Blind Item: Which New York Mets Star Is Addicted to Drinking Water, Eating Food and Sleeping?

Blind Item: Which New York Mets Star Is Addicted to Drinking Water, Eating Food and Sleeping?


Blind Item: Which New York Mets Star Is Addicted to Drinking Water, Eating Food and Sleeping?


Spring Training is the time of the year where we learn all the little quirks of professional baseball players, but one of the New York Mets has taken things to another level. According to the New York Times, one unnamed player is addicted to water – and maybe much more.

The journalist behind this story was tipped off when the player interrupted an interview to take a drink. That’s right – he’s doing this out in the open in front of Tim Tebow and country. At least, I assume this is what tipped off the writer. Via the NYT:

As he talked, he asked for a brief timeout and reached for the 12-ounce water bottle he had left on the floor beside his locker.

This was his sixth bottle of the day, and it wasn’t yet noon. There would likely be another six before the day was done.

Teammates have noticed:

“You always see him just crushing water,” said his fellow outfielder Michael Conforto

“There are always massive amounts of bottles of water everywhere,” said third baseman David Wright

The player did not see the addiction coming.

He probably never thought he would be drinking as much water as he now does, either, although he maintains it isn’t water alone that has helped him stay on the field.

Good lord.
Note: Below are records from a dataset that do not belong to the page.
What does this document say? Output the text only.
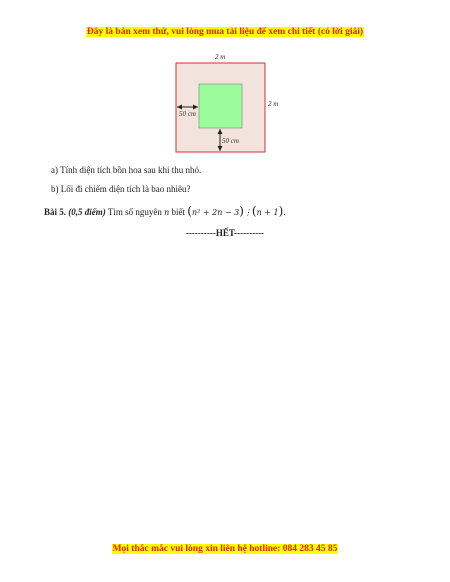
Đây là bản xem thử, vui lòng mua tài liệu để xem chi tiết (có lời giải)
2 m
2 m
50 cm
50 cm
a) Tính diện tích bồn hoa sau khi thu nhỏ.
b) Lối đi chiếm diện tích là bao nhiêu?
Bài 5. (0,5 điểm) Tìm số nguyên n biết (n² + 2n − 3)⋮(n + 1).
----------HẾT----------
Mọi thắc mắc vui lòng xin liên hệ hotline: 084 283 45 85
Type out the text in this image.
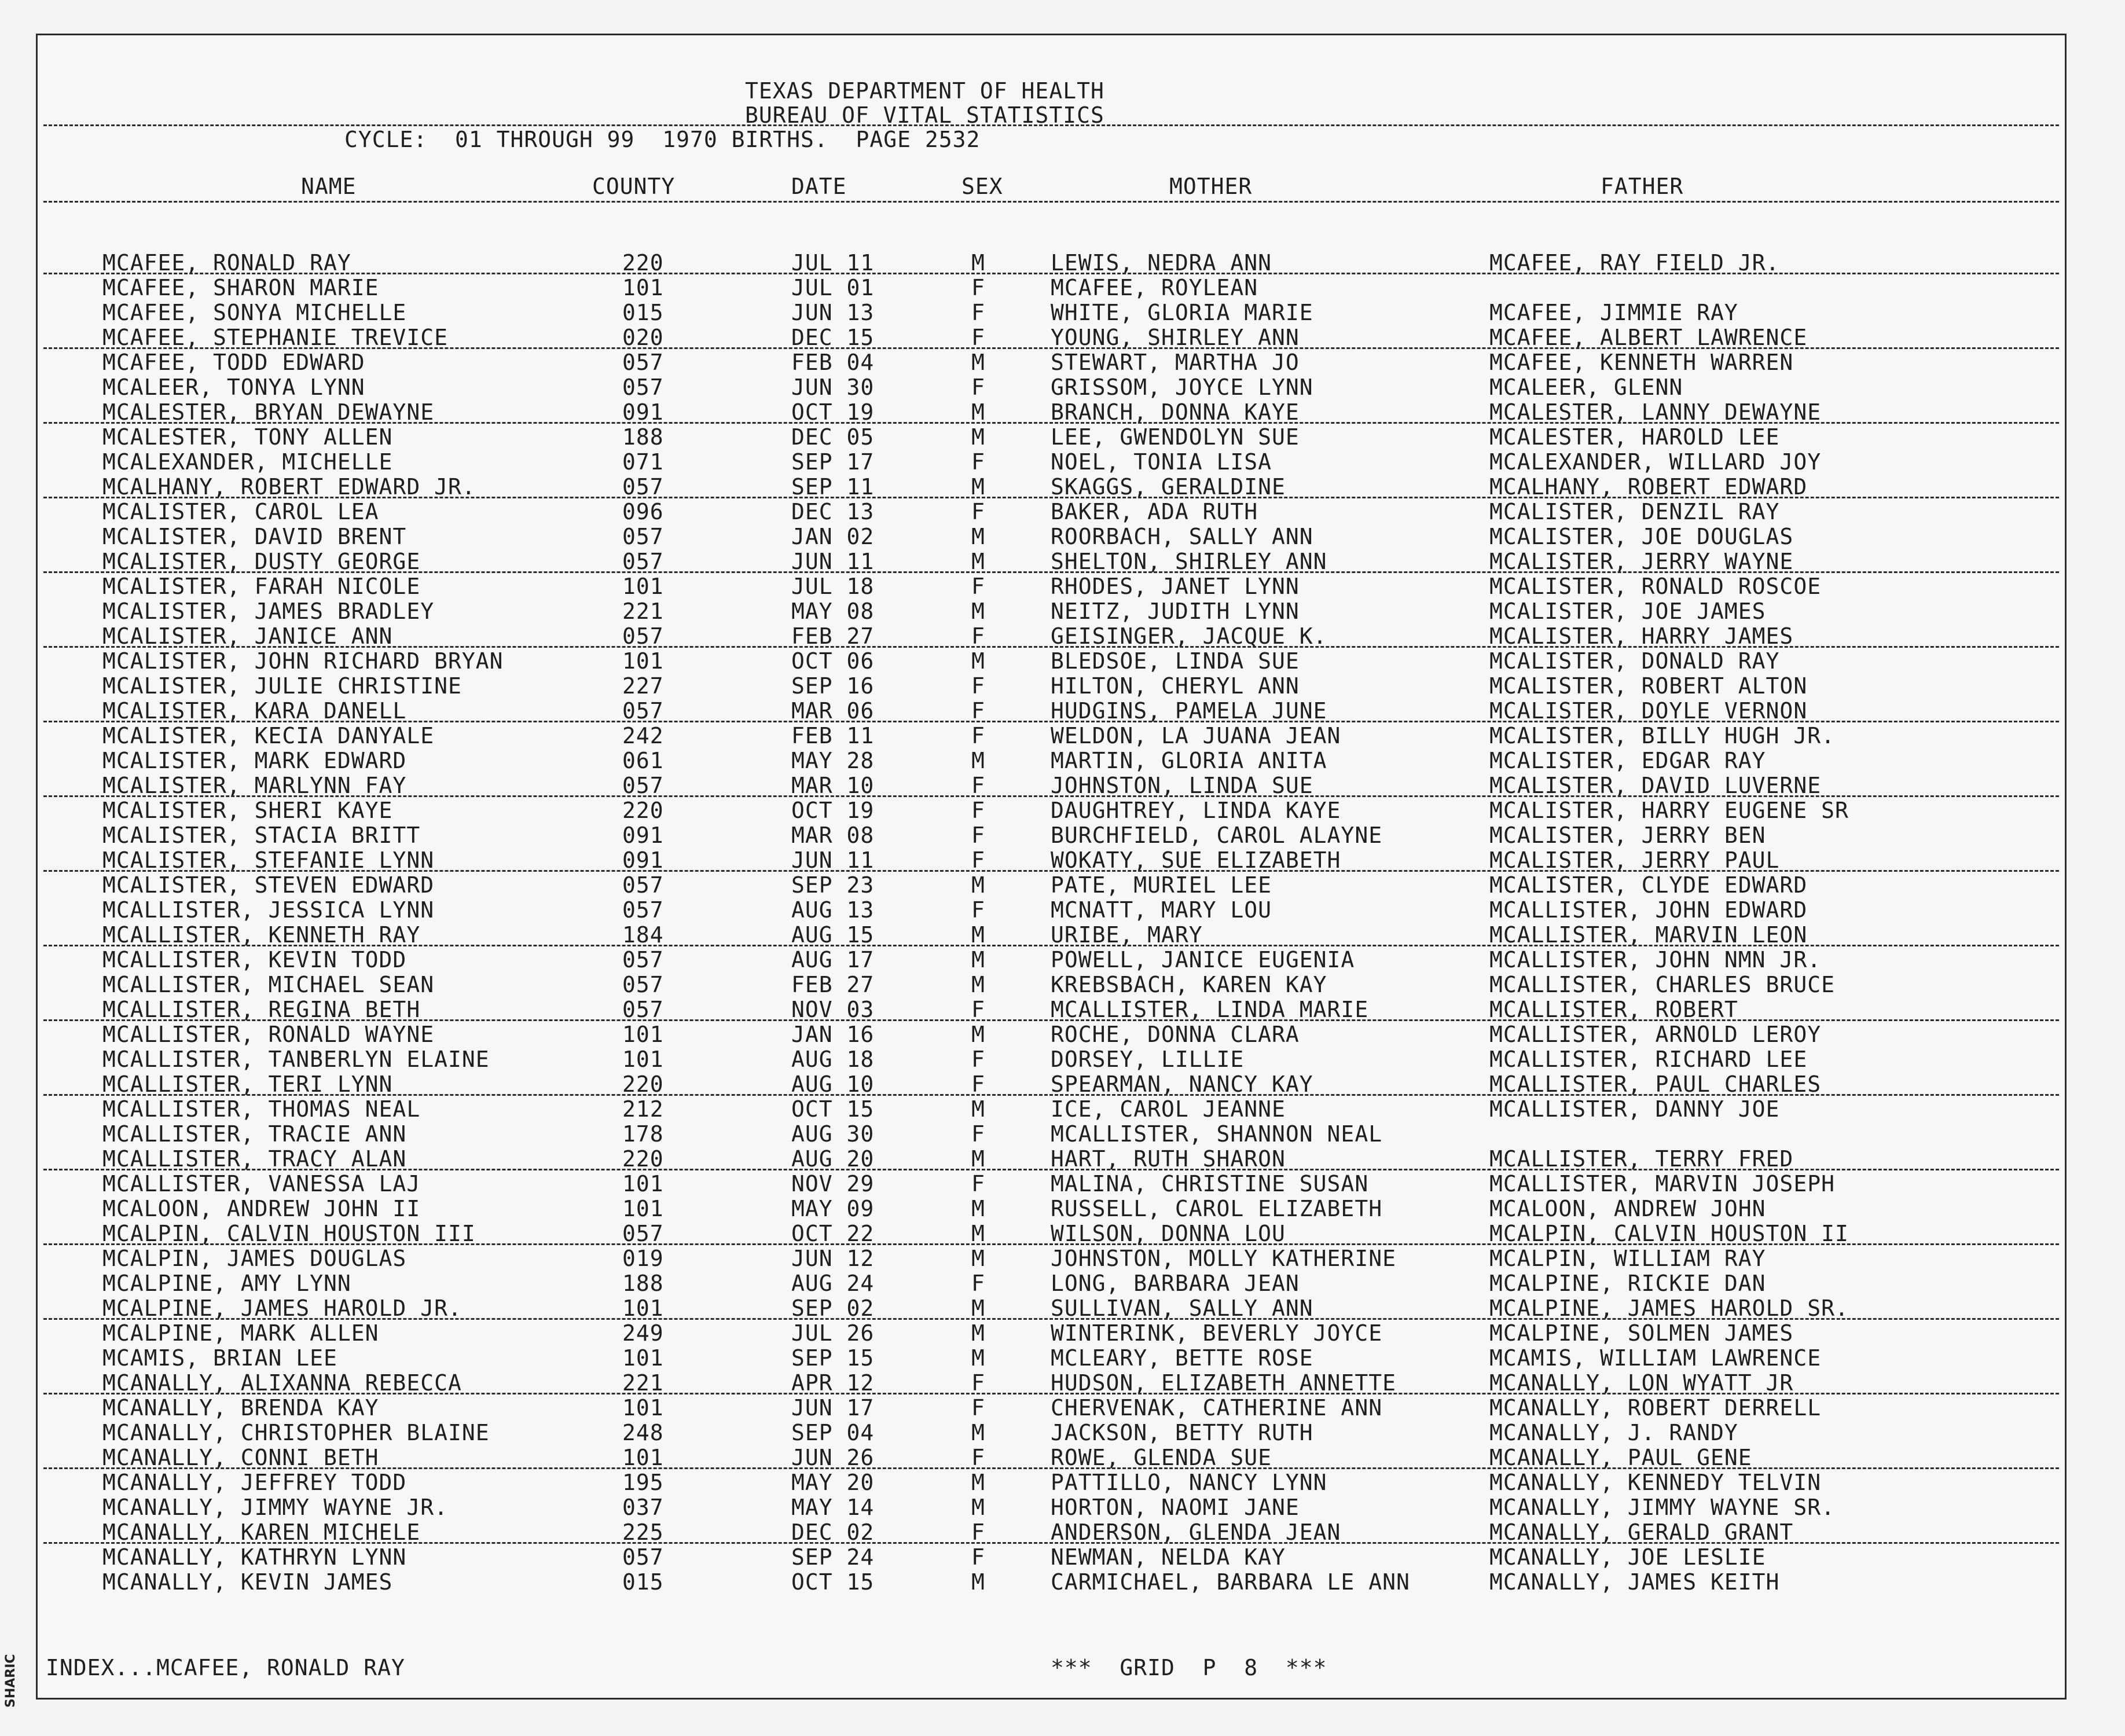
TEXAS DEPARTMENT OF HEALTH
BUREAU OF VITAL STATISTICS
CYCLE:  01 THROUGH 99  1970 BIRTHS.  PAGE 2532
NAME	COUNTY	DATE	SEX	MOTHER	FATHER
MCAFEE, RONALD RAY	220	JUL 11	M	LEWIS, NEDRA ANN	MCAFEE, RAY FIELD JR.
MCAFEE, SHARON MARIE	101	JUL 01	F	MCAFEE, ROYLEAN
MCAFEE, SONYA MICHELLE	015	JUN 13	F	WHITE, GLORIA MARIE	MCAFEE, JIMMIE RAY
MCAFEE, STEPHANIE TREVICE	020	DEC 15	F	YOUNG, SHIRLEY ANN	MCAFEE, ALBERT LAWRENCE
MCAFEE, TODD EDWARD	057	FEB 04	M	STEWART, MARTHA JO	MCAFEE, KENNETH WARREN
MCALEER, TONYA LYNN	057	JUN 30	F	GRISSOM, JOYCE LYNN	MCALEER, GLENN
MCALESTER, BRYAN DEWAYNE	091	OCT 19	M	BRANCH, DONNA KAYE	MCALESTER, LANNY DEWAYNE
MCALESTER, TONY ALLEN	188	DEC 05	M	LEE, GWENDOLYN SUE	MCALESTER, HAROLD LEE
MCALEXANDER, MICHELLE	071	SEP 17	F	NOEL, TONIA LISA	MCALEXANDER, WILLARD JOY
MCALHANY, ROBERT EDWARD JR.	057	SEP 11	M	SKAGGS, GERALDINE	MCALHANY, ROBERT EDWARD
MCALISTER, CAROL LEA	096	DEC 13	F	BAKER, ADA RUTH	MCALISTER, DENZIL RAY
MCALISTER, DAVID BRENT	057	JAN 02	M	ROORBACH, SALLY ANN	MCALISTER, JOE DOUGLAS
MCALISTER, DUSTY GEORGE	057	JUN 11	M	SHELTON, SHIRLEY ANN	MCALISTER, JERRY WAYNE
MCALISTER, FARAH NICOLE	101	JUL 18	F	RHODES, JANET LYNN	MCALISTER, RONALD ROSCOE
MCALISTER, JAMES BRADLEY	221	MAY 08	M	NEITZ, JUDITH LYNN	MCALISTER, JOE JAMES
MCALISTER, JANICE ANN	057	FEB 27	F	GEISINGER, JACQUE K.	MCALISTER, HARRY JAMES
MCALISTER, JOHN RICHARD BRYAN	101	OCT 06	M	BLEDSOE, LINDA SUE	MCALISTER, DONALD RAY
MCALISTER, JULIE CHRISTINE	227	SEP 16	F	HILTON, CHERYL ANN	MCALISTER, ROBERT ALTON
MCALISTER, KARA DANELL	057	MAR 06	F	HUDGINS, PAMELA JUNE	MCALISTER, DOYLE VERNON
MCALISTER, KECIA DANYALE	242	FEB 11	F	WELDON, LA JUANA JEAN	MCALISTER, BILLY HUGH JR.
MCALISTER, MARK EDWARD	061	MAY 28	M	MARTIN, GLORIA ANITA	MCALISTER, EDGAR RAY
MCALISTER, MARLYNN FAY	057	MAR 10	F	JOHNSTON, LINDA SUE	MCALISTER, DAVID LUVERNE
MCALISTER, SHERI KAYE	220	OCT 19	F	DAUGHTREY, LINDA KAYE	MCALISTER, HARRY EUGENE SR
MCALISTER, STACIA BRITT	091	MAR 08	F	BURCHFIELD, CAROL ALAYNE	MCALISTER, JERRY BEN
MCALISTER, STEFANIE LYNN	091	JUN 11	F	WOKATY, SUE ELIZABETH	MCALISTER, JERRY PAUL
MCALISTER, STEVEN EDWARD	057	SEP 23	M	PATE, MURIEL LEE	MCALISTER, CLYDE EDWARD
MCALLISTER, JESSICA LYNN	057	AUG 13	F	MCNATT, MARY LOU	MCALLISTER, JOHN EDWARD
MCALLISTER, KENNETH RAY	184	AUG 15	M	URIBE, MARY	MCALLISTER, MARVIN LEON
MCALLISTER, KEVIN TODD	057	AUG 17	M	POWELL, JANICE EUGENIA	MCALLISTER, JOHN NMN JR.
MCALLISTER, MICHAEL SEAN	057	FEB 27	M	KREBSBACH, KAREN KAY	MCALLISTER, CHARLES BRUCE
MCALLISTER, REGINA BETH	057	NOV 03	F	MCALLISTER, LINDA MARIE	MCALLISTER, ROBERT
MCALLISTER, RONALD WAYNE	101	JAN 16	M	ROCHE, DONNA CLARA	MCALLISTER, ARNOLD LEROY
MCALLISTER, TANBERLYN ELAINE	101	AUG 18	F	DORSEY, LILLIE	MCALLISTER, RICHARD LEE
MCALLISTER, TERI LYNN	220	AUG 10	F	SPEARMAN, NANCY KAY	MCALLISTER, PAUL CHARLES
MCALLISTER, THOMAS NEAL	212	OCT 15	M	ICE, CAROL JEANNE	MCALLISTER, DANNY JOE
MCALLISTER, TRACIE ANN	178	AUG 30	F	MCALLISTER, SHANNON NEAL
MCALLISTER, TRACY ALAN	220	AUG 20	M	HART, RUTH SHARON	MCALLISTER, TERRY FRED
MCALLISTER, VANESSA LAJ	101	NOV 29	F	MALINA, CHRISTINE SUSAN	MCALLISTER, MARVIN JOSEPH
MCALOON, ANDREW JOHN II	101	MAY 09	M	RUSSELL, CAROL ELIZABETH	MCALOON, ANDREW JOHN
MCALPIN, CALVIN HOUSTON III	057	OCT 22	M	WILSON, DONNA LOU	MCALPIN, CALVIN HOUSTON II
MCALPIN, JAMES DOUGLAS	019	JUN 12	M	JOHNSTON, MOLLY KATHERINE	MCALPIN, WILLIAM RAY
MCALPINE, AMY LYNN	188	AUG 24	F	LONG, BARBARA JEAN	MCALPINE, RICKIE DAN
MCALPINE, JAMES HAROLD JR.	101	SEP 02	M	SULLIVAN, SALLY ANN	MCALPINE, JAMES HAROLD SR.
MCALPINE, MARK ALLEN	249	JUL 26	M	WINTERINK, BEVERLY JOYCE	MCALPINE, SOLMEN JAMES
MCAMIS, BRIAN LEE	101	SEP 15	M	MCLEARY, BETTE ROSE	MCAMIS, WILLIAM LAWRENCE
MCANALLY, ALIXANNA REBECCA	221	APR 12	F	HUDSON, ELIZABETH ANNETTE	MCANALLY, LON WYATT JR
MCANALLY, BRENDA KAY	101	JUN 17	F	CHERVENAK, CATHERINE ANN	MCANALLY, ROBERT DERRELL
MCANALLY, CHRISTOPHER BLAINE	248	SEP 04	M	JACKSON, BETTY RUTH	MCANALLY, J. RANDY
MCANALLY, CONNI BETH	101	JUN 26	F	ROWE, GLENDA SUE	MCANALLY, PAUL GENE
MCANALLY, JEFFREY TODD	195	MAY 20	M	PATTILLO, NANCY LYNN	MCANALLY, KENNEDY TELVIN
MCANALLY, JIMMY WAYNE JR.	037	MAY 14	M	HORTON, NAOMI JANE	MCANALLY, JIMMY WAYNE SR.
MCANALLY, KAREN MICHELE	225	DEC 02	F	ANDERSON, GLENDA JEAN	MCANALLY, GERALD GRANT
MCANALLY, KATHRYN LYNN	057	SEP 24	F	NEWMAN, NELDA KAY	MCANALLY, JOE LESLIE
MCANALLY, KEVIN JAMES	015	OCT 15	M	CARMICHAEL, BARBARA LE ANN	MCANALLY, JAMES KEITH
INDEX...MCAFEE, RONALD RAY	***  GRID  P  8  ***
SHARIC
What else is he taking? Food!? Yes, actually.

“When people ask me about my diet, it’s hard to explain because I’ll literally eat everything,” he said. “I like vegetables. I like fruits. I like fried stuff. I like sweets. So if you tell me to cut stuff out, that’s no problem because there’s so much other stuff I like.”

This is troublesome. And where exactly is he getting his fix?

During the season, Granderson always eats breakfast, checking what time the hotel or nearby restaurants will finish serving it so he can get there in time. During spring training, he often eats in the Mets’ clubhouse.

He’s going out to get it where they serve it and when he can’t get it there, he gets it from the Mets. Major League Baseball needs to step in before it gets worse. Too late!

He also loves napping, if only for 10 minutes, and he uses the many plane rides during the season to get still more sleep.

Disturbing. The saddest part is that he’s trying to hide it from people, even though its far from a secret in the clubhouse.

A routine sight in the Mets’ clubhouse is Granderson stuffing water bottles into his glove, back pockets or backpack before practice or when leaving for the team hotel.

I think I’m going to be sick. Can you imagine the negative affects of this on the body of a professional athlete.

Asked about Granderson’s water intake, Dr. Melissa Leber, an assistant professor of orthopedics at the Icahn School of Medicine medicine at Mount Sinai, in New York, put it in a larger context.

The average sweat rate of an adult while running is about two liters an hour, she said. So an active adult in a warm climate should consume up to six liters of water a day.

That is in the general vicinity of how much water Granderson takes in daily, although baseball can be a stationary sport at times, which means Granderson isn’t always running around.

This is some scary stuff. While we may never know who this guy is, hopefully he can get help and other people can learn from his mistakes.